Respeitado esse entendimento, não se pode concordar com essa

premissa, pois a hipótese tipificada trata de discussão relacionada a abdicação da

jurisdição estatal para que a controvérsia seja conhecida pela jurisdição arbitral,

situação que é ontologicamente diferente da competência, em que é disciplinada

a organização interna da própria jurisdição estatal.

Por esses motivos, é mais adequado reconhecer o cabimento do

agravo de instrumento sobre a competência tendo como base as normas

fundamentais do próprio CPC/15, especialmente a urgência de reexame da

questão sob pena de inutilidade dos atos processuais já praticados.

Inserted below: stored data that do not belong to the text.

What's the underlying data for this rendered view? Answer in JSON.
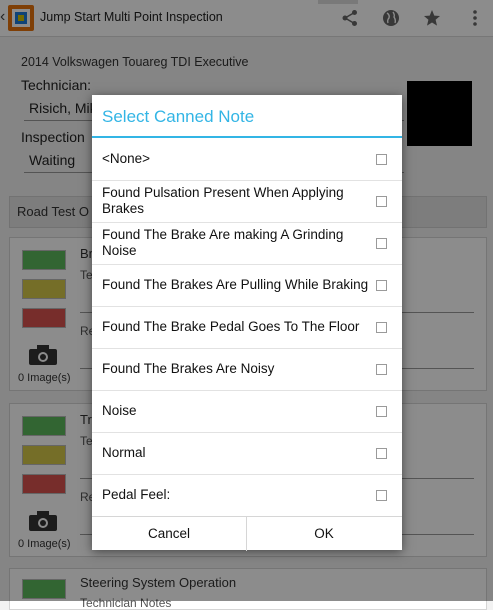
{
  "app": {
    "title": "Jump Start Multi Point Inspection",
    "actions": [
      "share-icon",
      "globe-icon",
      "star-icon",
      "overflow-menu-icon"
    ]
  },
  "form": {
    "vehicle": "2014 Volkswagen Touareg TDI Executive",
    "technician_label": "Technician:",
    "technician_value": "Risich, Mik",
    "inspection_label": "Inspection",
    "inspection_value": "Waiting",
    "section_header": "Road Test O",
    "cards": [
      {
        "title": "Br",
        "sub1": "Te",
        "sub2": "Re",
        "images": "0 Image(s)"
      },
      {
        "title": "Tr",
        "sub1": "Te",
        "sub2": "Re",
        "images": "0 Image(s)"
      },
      {
        "title": "Steering System Operation",
        "sub1": "Technician Notes"
      }
    ]
  },
  "dialog": {
    "title": "Select Canned Note",
    "items": [
      {
        "label": "<None>",
        "checked": false
      },
      {
        "label": "Found Pulsation Present When Applying Brakes",
        "checked": false
      },
      {
        "label": "Found The Brake Are making A Grinding Noise",
        "checked": false
      },
      {
        "label": "Found The Brakes Are Pulling While Braking",
        "checked": false
      },
      {
        "label": "Found The Brake Pedal Goes To The Floor",
        "checked": false
      },
      {
        "label": "Found The Brakes Are Noisy",
        "checked": false
      },
      {
        "label": "Noise",
        "checked": false
      },
      {
        "label": "Normal",
        "checked": false
      },
      {
        "label": "Pedal Feel:",
        "checked": false
      }
    ],
    "cancel": "Cancel",
    "ok": "OK"
  },
  "colors": {
    "accent": "#33b5e5",
    "status_green": "#5cb85c",
    "status_yellow": "#d6c84a",
    "status_red": "#d9534f"
  }
}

De igual modo, deve-se admitir o reexame imediato da decisão

interlocutória que verse, por exemplo, sobre a estrutura procedimental que

deverá ser observada no processo, seja nas hipóteses em que a lei prevê um

determinado procedimento especial em virtude das especificidades do direito

material (de que são exemplos a ação de exigir contas, as ações possessórias, a

37

ação de dissolução parcial de sociedade, a ação de divisão ou de demarcação de

terras particulares e a ação monitória, dentre outros), seja nas hipóteses em que

as próprias partes celebrarem negócio jurídico processual (art. 190, caput, do

CPC) acerca do procedimento a ser observado no litígio que as envolve.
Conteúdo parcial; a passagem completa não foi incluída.